1. A cosA + b cosB + c cosC = 4RsinA sinB sinC

2. sinA + sinB + sinC = S/R

Let’s see the solution of the following

1. lets first have left hand side equation which is
A cosA + b cosB + c cosC
= 2R sin A cosA + 2R sin B cos B + 2R sinC cos C

This is because as we know a = 2R sinA, b=2RsinB, c = 2RsinC

So now taking R common and converting into formula that is 2 sin A cosA = sin2A

= R (sin2A + sin2B + sin2C)

Again by applying formula

= R (2sin (A+B) cos(A-B) + 2 sinC cos C )

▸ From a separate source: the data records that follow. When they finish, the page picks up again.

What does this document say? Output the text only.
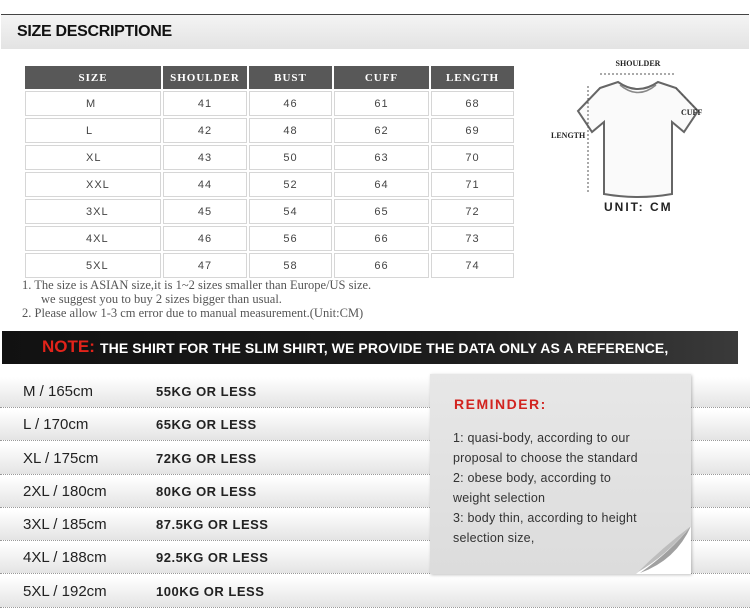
SIZE DESCRIPTIONE
SIZE	SHOULDER	BUST	CUFF	LENGTH
M	41	46	61	68
L	42	48	62	69
XL	43	50	63	70
XXL	44	52	64	71
3XL	45	54	65	72
4XL	46	56	66	73
5XL	47	58	66	74
1. The size is ASIAN size,it is 1~2 sizes smaller than Europe/US size.
we suggest you to buy 2 sizes bigger than usual.
2. Please allow 1-3 cm error due to manual measurement.(Unit:CM)
SHOULDER
LENGTH
CUFF
UNIT: CM
NOTE: THE SHIRT FOR THE SLIM SHIRT, WE PROVIDE THE DATA ONLY AS A REFERENCE,
M / 165cm	55KG OR LESS
L / 170cm	65KG OR LESS
XL / 175cm	72KG OR LESS
2XL / 180cm	80KG OR LESS
3XL / 185cm	87.5KG OR LESS
4XL / 188cm	92.5KG OR LESS
5XL / 192cm	100KG OR LESS
REMINDER:
1: quasi-body, according to our
proposal to choose the standard
2: obese body, according to
weight selection
3: body thin, according to height
selection size,
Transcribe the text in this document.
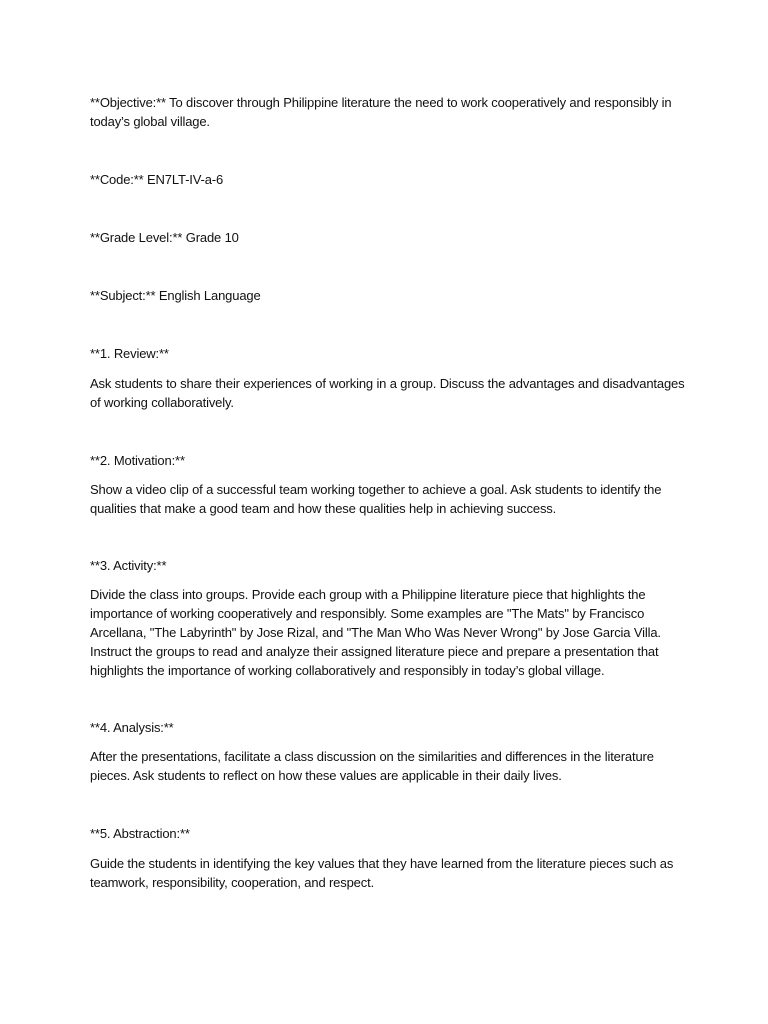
**Objective:** To discover through Philippine literature the need to work cooperatively and responsibly in today’s global village.

**Code:** EN7LT-IV-a-6

**Grade Level:** Grade 10

**Subject:** English Language

**1. Review:**

Ask students to share their experiences of working in a group. Discuss the advantages and disadvantages of working collaboratively.

**2. Motivation:**

Show a video clip of a successful team working together to achieve a goal. Ask students to identify the qualities that make a good team and how these qualities help in achieving success.

**3. Activity:**

Divide the class into groups. Provide each group with a Philippine literature piece that highlights the importance of working cooperatively and responsibly. Some examples are "The Mats" by Francisco Arcellana, "The Labyrinth" by Jose Rizal, and "The Man Who Was Never Wrong" by Jose Garcia Villa. Instruct the groups to read and analyze their assigned literature piece and prepare a presentation that highlights the importance of working collaboratively and responsibly in today’s global village.

**4. Analysis:**

After the presentations, facilitate a class discussion on the similarities and differences in the literature pieces. Ask students to reflect on how these values are applicable in their daily lives.

**5. Abstraction:**

Guide the students in identifying the key values that they have learned from the literature pieces such as teamwork, responsibility, cooperation, and respect.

= R (2sin (π –C)cos(A-B)+ 2 sinC cos C )

= R (2sinC cos(A-B)+ 2 sinC cos C )

Now taking 2 sin C as common we have

= 2RsinC (cos(A-B)+ cos C )

= 2RsinC (cos(A-B)+ cos(π – (A+B ))

= 2RsinC (cos(A-B)- cos (A+B ))

= 2RsinC (2sinA sin B)

= 4R sin A sin B sin C = right hand side

Hence proved

2. sinA + sinB + sinC = S/R

here we should know things like

R = a/2sinA= b/2sinB = c/2sinC

sinA = a/2R, sinB = b/2R, sinC= c/2R

Just by putting these values in left hand side we get

a/2R +b/2R+c/2R = a+b+c/2R = 2S/2R = S/R = right hand side

Hence proved.